The legislation would "require an investigation of any report of provision of gender transition services to a person under the age of 18 years" and would also "require revocation of the provider's license if confirmed and termination of public funding for a public employee."
If the measure is passed and becomes law, then it will hold providers liable for "all damages and costs sustained for providing gender transition services." The bill passed the House with a vote of 75 to 22.
A detransitioner from Minnesota, Luka Hein, told members of the House how the medical interventions she sought out to assist with her transition have caused her permanent harm.
"I was affirmed down a path of medical intervention that I could not fully understand the long-term impacts and consequences of, nor fully consent to, due to both my age and my mental health conditions," Hein said.

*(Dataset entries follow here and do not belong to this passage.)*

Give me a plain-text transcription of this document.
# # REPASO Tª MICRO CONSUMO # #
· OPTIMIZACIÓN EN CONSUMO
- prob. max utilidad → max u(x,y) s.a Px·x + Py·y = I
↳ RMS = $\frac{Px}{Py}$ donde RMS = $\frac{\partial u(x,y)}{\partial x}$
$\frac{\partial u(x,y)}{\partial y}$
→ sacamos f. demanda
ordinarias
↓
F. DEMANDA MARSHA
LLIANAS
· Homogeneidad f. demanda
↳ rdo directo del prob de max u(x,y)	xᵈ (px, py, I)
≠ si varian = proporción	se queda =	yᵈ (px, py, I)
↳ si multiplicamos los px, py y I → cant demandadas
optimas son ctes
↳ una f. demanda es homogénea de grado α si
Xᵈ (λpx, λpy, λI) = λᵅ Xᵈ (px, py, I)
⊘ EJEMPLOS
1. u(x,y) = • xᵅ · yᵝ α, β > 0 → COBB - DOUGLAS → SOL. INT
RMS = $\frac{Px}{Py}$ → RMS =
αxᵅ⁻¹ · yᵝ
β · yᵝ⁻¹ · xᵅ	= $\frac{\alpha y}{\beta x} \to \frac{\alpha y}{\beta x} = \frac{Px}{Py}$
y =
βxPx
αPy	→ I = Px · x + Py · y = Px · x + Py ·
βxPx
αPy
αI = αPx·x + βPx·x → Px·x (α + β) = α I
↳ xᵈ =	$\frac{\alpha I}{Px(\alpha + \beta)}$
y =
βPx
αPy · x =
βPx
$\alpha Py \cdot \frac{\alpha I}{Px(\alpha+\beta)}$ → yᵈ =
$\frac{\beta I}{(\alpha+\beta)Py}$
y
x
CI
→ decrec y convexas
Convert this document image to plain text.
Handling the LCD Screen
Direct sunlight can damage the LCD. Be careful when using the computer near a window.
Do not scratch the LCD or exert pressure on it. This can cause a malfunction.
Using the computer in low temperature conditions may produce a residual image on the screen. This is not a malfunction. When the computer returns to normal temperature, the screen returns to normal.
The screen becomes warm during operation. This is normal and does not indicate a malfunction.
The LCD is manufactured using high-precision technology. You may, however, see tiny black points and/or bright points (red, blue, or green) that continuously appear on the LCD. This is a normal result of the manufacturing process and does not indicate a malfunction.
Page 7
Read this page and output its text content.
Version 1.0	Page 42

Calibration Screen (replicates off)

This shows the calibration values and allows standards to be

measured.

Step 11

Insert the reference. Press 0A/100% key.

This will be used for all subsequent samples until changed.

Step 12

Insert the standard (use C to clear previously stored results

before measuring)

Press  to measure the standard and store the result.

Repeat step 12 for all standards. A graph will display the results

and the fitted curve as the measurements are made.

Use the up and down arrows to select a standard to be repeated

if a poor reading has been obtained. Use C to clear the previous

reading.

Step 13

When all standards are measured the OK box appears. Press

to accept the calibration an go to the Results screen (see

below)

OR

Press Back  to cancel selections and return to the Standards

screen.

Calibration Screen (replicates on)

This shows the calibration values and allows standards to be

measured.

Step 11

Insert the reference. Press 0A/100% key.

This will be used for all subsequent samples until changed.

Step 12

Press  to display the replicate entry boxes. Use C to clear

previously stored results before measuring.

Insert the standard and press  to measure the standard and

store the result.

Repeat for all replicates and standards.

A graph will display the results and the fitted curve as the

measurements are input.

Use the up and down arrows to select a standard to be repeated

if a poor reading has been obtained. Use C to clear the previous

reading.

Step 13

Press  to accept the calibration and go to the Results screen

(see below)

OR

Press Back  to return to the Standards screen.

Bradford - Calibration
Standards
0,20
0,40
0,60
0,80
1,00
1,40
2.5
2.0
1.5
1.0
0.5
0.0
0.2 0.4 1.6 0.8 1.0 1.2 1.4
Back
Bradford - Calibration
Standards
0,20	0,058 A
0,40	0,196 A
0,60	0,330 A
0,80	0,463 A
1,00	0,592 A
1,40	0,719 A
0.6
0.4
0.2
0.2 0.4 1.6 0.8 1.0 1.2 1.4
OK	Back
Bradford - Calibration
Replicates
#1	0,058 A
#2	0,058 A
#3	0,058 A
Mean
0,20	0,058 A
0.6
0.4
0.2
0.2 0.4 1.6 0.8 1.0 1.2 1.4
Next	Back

Hein is not alone, as social media is filled with stories of other detransitioners who have had their lives and bodies ruined by attempts to medically transition from one sex to another.
Bill sponsor Rep. Jennifer Decker (R-Waddy) noted that the measure is intended to protect children from irreparable harm. According to Decker, "It is only when children are subjected to medicalization, hormones and life-altering surgery, that their mental health worsens."
"It is not good to start with it. It worsens with these procedures," Decker added.
While the legislation has received support in the House, it has also received criticism from several pro-transgender organizations, including the Human Rights Campaign (HRC), which condemned the proposed bill. HRC's State Legislative Director and Senior Counsel, Cathryn Oakley, said of the measure, "Denying transgender and non-binary youth access to best-practice are is dangerous, spiteful, and just another example of Kentucky legislators abusing their authority to achieve their own political goals."
Meanwhile, Kentucky isn't the only state taking measures to prevent minors from irreversible damage caused by sex change procedures. In Tennessee, Governor Bill Lee recently signed 2 laws that protect children from transgenderism and gender ideology. One of the laws prohibits drag shows from being performed on public property or in front of children. The second law prevents medical professionals from providing minors with puberty blockers, sex change operations, and cross-sex hormones.
While the Kentucky bill still has to clear the Senate, it is likely that it, too, will soon join Tennessee in becoming another state that protects minors from transgenderism and irreversible medical procedures that have the potential to ruin a child's life.